In life, hair is one of the most immediately perceived attributes of beauty. For this reason, individuals want their hair to look healthy, shiny and soft. As the use of at-home treatments such as bleaches, dyes and permanent waves grows, extensive hair damage often results. Thus, caring for and repairing damaged hair is an important need, and designing shampoos that specifically treat damaged hair is a constant challenge for formulators.
Micellar shampoos consisting of surfactant blends that form simple micelles constitute the majority of mass market formulations. This is because they are relatively inexpensive to formulate since their principal ingredients, including sodium laureth sulfate and cocamidopropyl betaine, are major commodity ingredients. On virgin hair, their performances are satisfactory.
With the help of conditioning polymers and silicone oils like dimethicone, they cleanse and condition efficiently and provide ease of combing as well as manageability. But while continued efforts are made to improve them, micellar shampoos offer limited performance on damaged hair. Specifically, their ability to deposit silicone oil and provide ease of combing and conditioning efficacy can be significantly reduced, as will be illustrated in the present article.
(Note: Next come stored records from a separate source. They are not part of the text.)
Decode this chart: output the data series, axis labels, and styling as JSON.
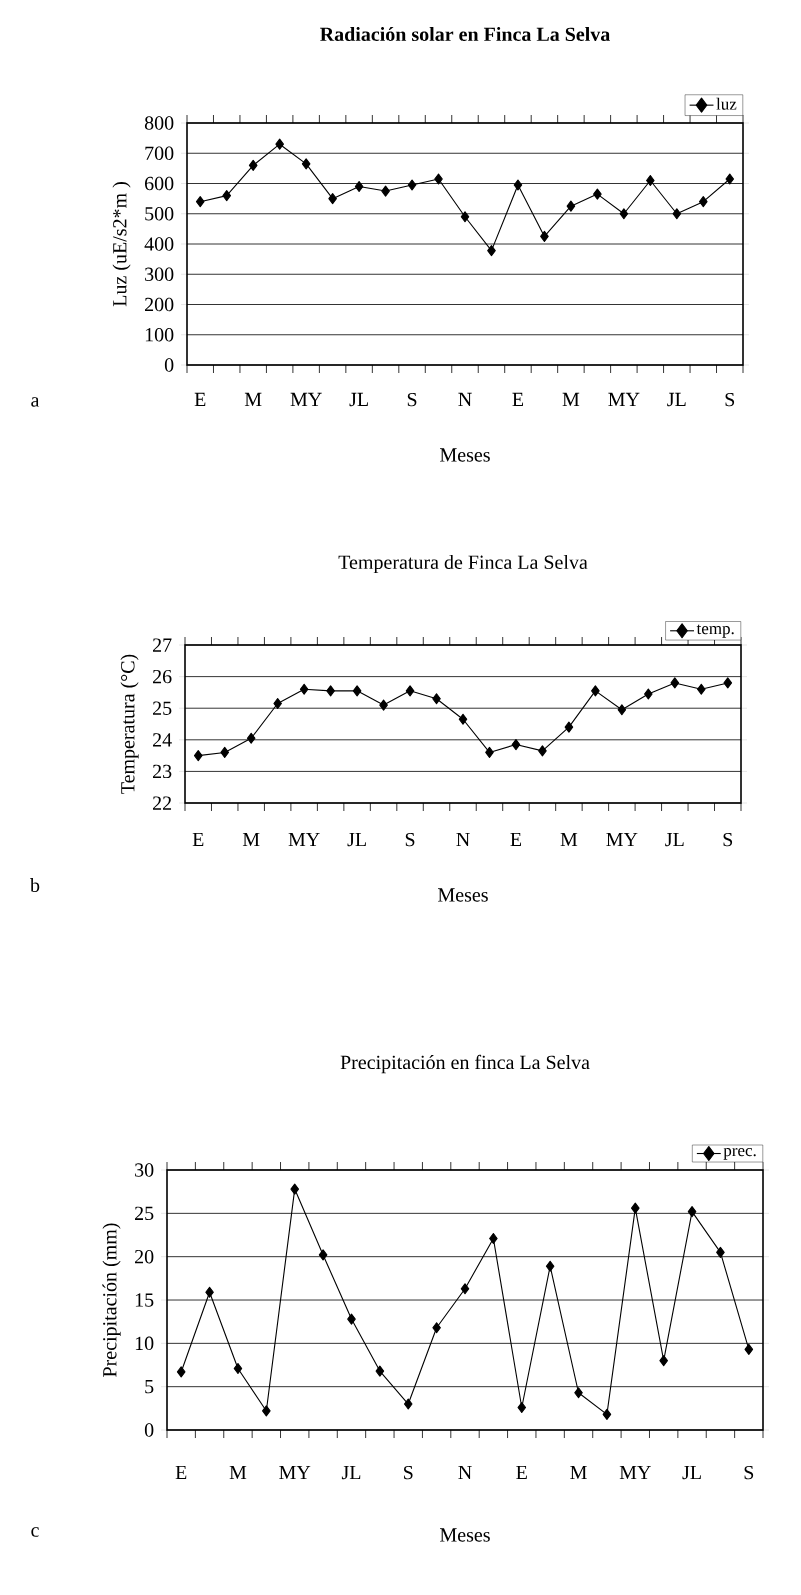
{
  "chart_data": [
    {
      "type": "line",
      "title": "Radiación solar en Finca La Selva",
      "xlabel": "Meses",
      "ylabel": "Luz (uE/s2*m )",
      "annotations": [
        "a"
      ],
      "categories": [
        "E",
        null,
        "M",
        null,
        "MY",
        null,
        "JL",
        null,
        "S",
        null,
        "N",
        null,
        "E",
        null,
        "M",
        null,
        "MY",
        null,
        "JL",
        null,
        "S"
      ],
      "series": [
        {
          "name": "luz",
          "color": "#000000",
          "values": [
            540,
            560,
            660,
            730,
            665,
            550,
            590,
            575,
            595,
            615,
            490,
            378,
            595,
            425,
            525,
            565,
            500,
            610,
            500,
            540,
            615
          ]
        }
      ],
      "ylim": [
        0,
        800
      ],
      "yticks": [
        0,
        100,
        200,
        300,
        400,
        500,
        600,
        700,
        800
      ],
      "grid": "y",
      "legend": "top right",
      "marker": "diamond"
    },
    {
      "type": "line",
      "title": "Temperatura de Finca La Selva",
      "xlabel": "Meses",
      "ylabel": "Temperatura (°C)",
      "annotations": [
        "b"
      ],
      "categories": [
        "E",
        null,
        "M",
        null,
        "MY",
        null,
        "JL",
        null,
        "S",
        null,
        "N",
        null,
        "E",
        null,
        "M",
        null,
        "MY",
        null,
        "JL",
        null,
        "S"
      ],
      "series": [
        {
          "name": "temp.",
          "color": "#000000",
          "values": [
            23.5,
            23.6,
            24.05,
            25.15,
            25.6,
            25.55,
            25.55,
            25.1,
            25.55,
            25.3,
            24.65,
            23.6,
            23.85,
            23.65,
            24.4,
            25.55,
            24.95,
            25.45,
            25.8,
            25.6,
            25.8
          ]
        }
      ],
      "ylim": [
        22,
        27
      ],
      "yticks": [
        22,
        23,
        24,
        25,
        26,
        27
      ],
      "grid": "y",
      "legend": "top right",
      "marker": "diamond"
    },
    {
      "type": "line",
      "title": "Precipitación en finca La Selva",
      "xlabel": "Meses",
      "ylabel": "Precipitación (mm)",
      "annotations": [
        "c"
      ],
      "categories": [
        "E",
        null,
        "M",
        null,
        "MY",
        null,
        "JL",
        null,
        "S",
        null,
        "N",
        null,
        "E",
        null,
        "M",
        null,
        "MY",
        null,
        "JL",
        null,
        "S"
      ],
      "series": [
        {
          "name": "prec.",
          "color": "#000000",
          "values": [
            6.7,
            15.9,
            7.1,
            2.2,
            27.8,
            20.2,
            12.8,
            6.8,
            3.0,
            11.8,
            16.3,
            22.1,
            2.6,
            18.9,
            4.3,
            1.8,
            25.6,
            8.0,
            25.2,
            20.5,
            9.3
          ]
        }
      ],
      "ylim": [
        0,
        30
      ],
      "yticks": [
        0,
        5,
        10,
        15,
        20,
        25,
        30
      ],
      "grid": "y",
      "legend": "top right",
      "marker": "diamond"
    }
  ]
}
Lab Practical: Structured Surfactant Systems
- Multilamellar vesicles are stacked in concentric, charged bilayers; these objects, swollen with water, fill out the formulation space, co-existing and interacting with other ingredients such as oils and polymeric conditioners.
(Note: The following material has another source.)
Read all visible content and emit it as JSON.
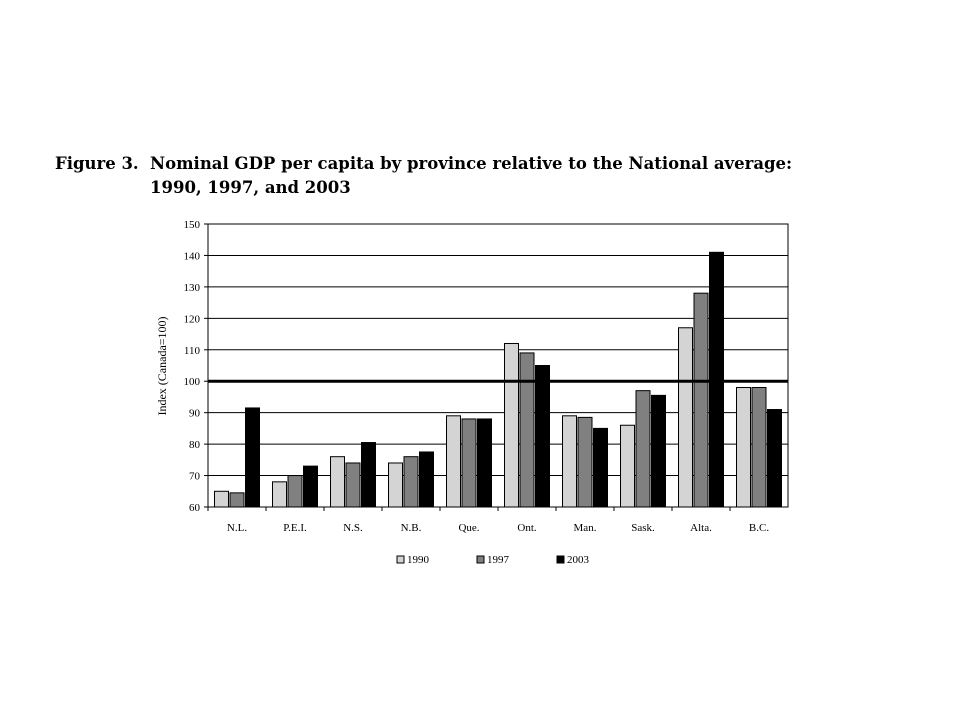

- The structured formulations described all passed the classical 45°C, three-month stability test and no macroscopic phase separation was observed.
- Structured shampoos shows a constant and significant increase in the amount of dimethicone deposited on both virgin and damaged hair.
- A natural oil structured shampoo can provide conditioning performance that is equal to or better than that of a silicone-based shampoo.
- Structured systems easily combine with and stabilize actives include: molecular or particulate, liquid or solid, and hydrophobic or cationic.